Wednesday, 28 March 2018


We have restarted our European PeopleSoft to Workday implementation which was stopped back in 2013. My goodness I am tired.

One of the selling features of SaaS like Workday is, 'they're so easy to implement!' We did a first prototype with a limited population back in late December. Starting the first week of January I've worked every single weekend except for two. When I say I 'worked the weekend,' that means that I worked 10 hours per day instead of the usual 12-14 hour days that I do during the week.

I love implementation! I don't mind extra hours as I like the mental challenge of figuring out conversion topic. I worked for PeopleSoft as an implementation consultant. I've been implementing HR systems for 20+ years. This is honestly the worst implementation that I've ever known.

A few 'data things' that suck when you're implementing Workday:

1. The need to produce lots of load files.

Our Workday consulting partner has given us a list of files to produce from PeopleSoft. We're pretty basic, implementing the absolute minimum, but we still have 40 employee data files to produce. Setup is handled separately. I'm not sure about you other bright and shiny SaaS providers but 40 files is a lot to produce.

2. The need to populate data...or failure

I get that one of the advantages of SaaS is the built-in data checks and functionality. Over here in Europe and Asia we have a minimum set of data. We don't provide benefits to dependents so the dependent birthday is not required. 'State' is often not a required data element in Europe or Asia but it is required in WD and in the US.

I have physically cringed when I had to send data reports out to our shared service centers that they need to figure out 'required States' and 'require postal codes' for employee addresses when none currently exist in PSoft today (and it obviously isn't a concern for downstream systems, integrations, etc.).

The employees in our shared service centers work hard to add and update data and I just gave them 20k rows of data where they need to contact the employee or somehow get on google maps to figure out an employee's post code.

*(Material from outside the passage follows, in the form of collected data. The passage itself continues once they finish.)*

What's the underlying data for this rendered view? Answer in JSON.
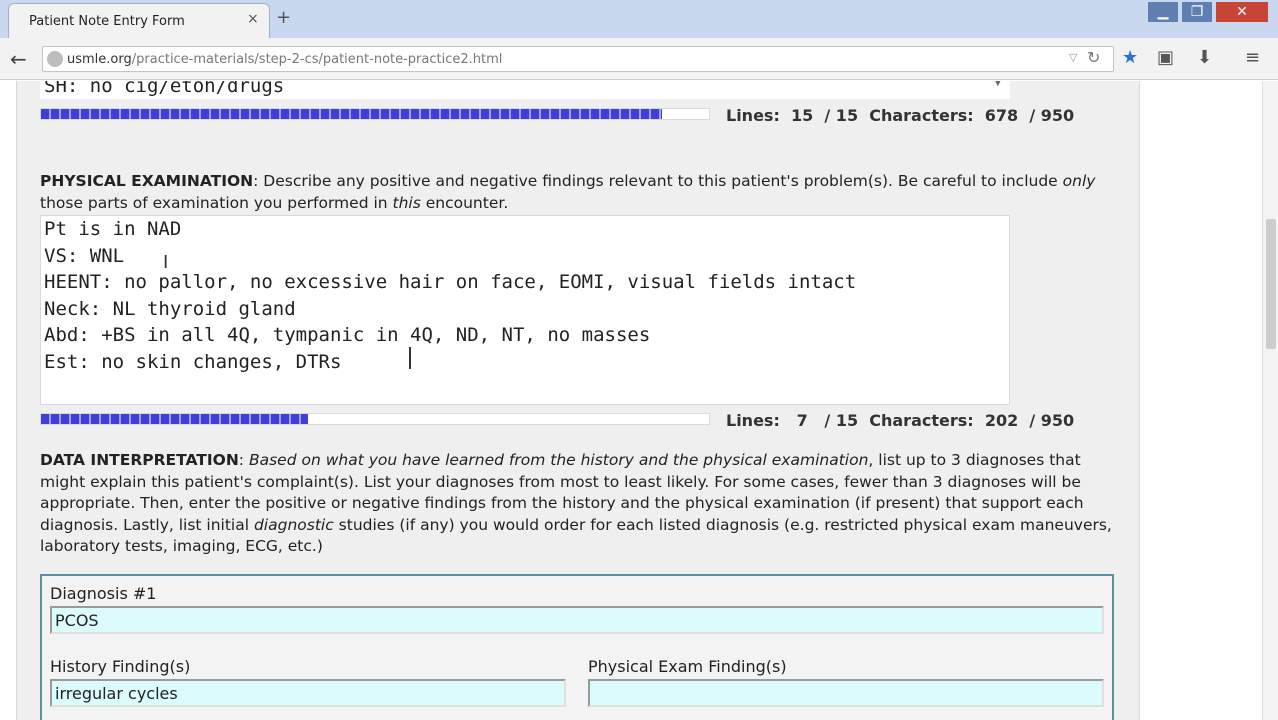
{
  "browser": {
    "tab_title": "Patient Note Entry Form",
    "new_tab": "+",
    "close_tab": "×",
    "url_host": "usmle.org",
    "url_path": "/practice-materials/step-2-cs/patient-note-practice2.html",
    "icons": [
      "back-icon",
      "globe-icon",
      "reload-icon",
      "star-icon",
      "clipboard-icon",
      "download-icon",
      "menu-icon"
    ]
  },
  "social_history": {
    "text": "SH: no cig/etoh/drugs"
  },
  "history_counter": {
    "progress": 0.93,
    "lines_label": "Lines:",
    "lines_value": "15",
    "lines_max": "/ 15",
    "chars_label": "Characters:",
    "chars_value": "678",
    "chars_max": "/ 950"
  },
  "physical_exam": {
    "heading": "PHYSICAL EXAMINATION",
    "desc_a": ": Describe any positive and negative findings relevant to this patient's problem(s). Be careful to include ",
    "desc_only": "only",
    "desc_b": " those parts of examination you performed in ",
    "desc_this": "this",
    "desc_c": " encounter.",
    "lines": [
      "Pt is in NAD",
      "VS: WNL",
      "HEENT: no pallor, no excessive hair on face, EOMI, visual fields intact",
      "Neck: NL thyroid gland",
      "Abd: +BS in all 4Q, tympanic in 4Q, ND, NT, no masses",
      "Est: no skin changes, DTRs "
    ]
  },
  "pe_counter": {
    "progress": 0.4,
    "lines_label": "Lines:",
    "lines_value": "7",
    "lines_max": "/ 15",
    "chars_label": "Characters:",
    "chars_value": "202",
    "chars_max": "/ 950"
  },
  "data_interpretation": {
    "heading": "DATA INTERPRETATION",
    "desc_a": ": ",
    "desc_italic": "Based on what you have learned from the history and the physical examination",
    "desc_b": ", list up to 3 diagnoses that might explain this patient's complaint(s). List your diagnoses from most to least likely. For some cases, fewer than 3 diagnoses will be appropriate. Then, enter the positive or negative findings from the history and the physical examination (if present) that support each diagnosis. Lastly, list initial ",
    "desc_diag": "diagnostic",
    "desc_c": " studies (if any) you would order for each listed diagnosis (e.g. restricted physical exam maneuvers, laboratory tests, imaging, ECG, etc.)"
  },
  "diagnosis1": {
    "label": "Diagnosis #1",
    "value": "PCOS",
    "history_label": "History Finding(s)",
    "history_value": "irregular cycles",
    "pe_label": "Physical Exam Finding(s)",
    "pe_value": ""
  }
}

3. The amount of setup data stuff has just floored me

I mentioned marital status earlier. But it seems that I am setting up prefixes like Mr./Mrs., citizenship status like France native. I expected to have to set up things like our Contract types but I'm setting up lots more. 


  1. But Workday says they have the same level of localization as SAP. This doesn't seem to be true?

    1. I don't know SAP so I can't comment on that one. It would be interesting to get a proper comparison going though...

    2. I can tell you that WD in no way can match the localization benefits of SAP SuccessFactors. They crowd source and require the customer to localize compliance on their own or contract it out. SAP has 40 years experience and literally hundreds of trained developers, lawyers and in-country product managers who provide localization at no additional cost.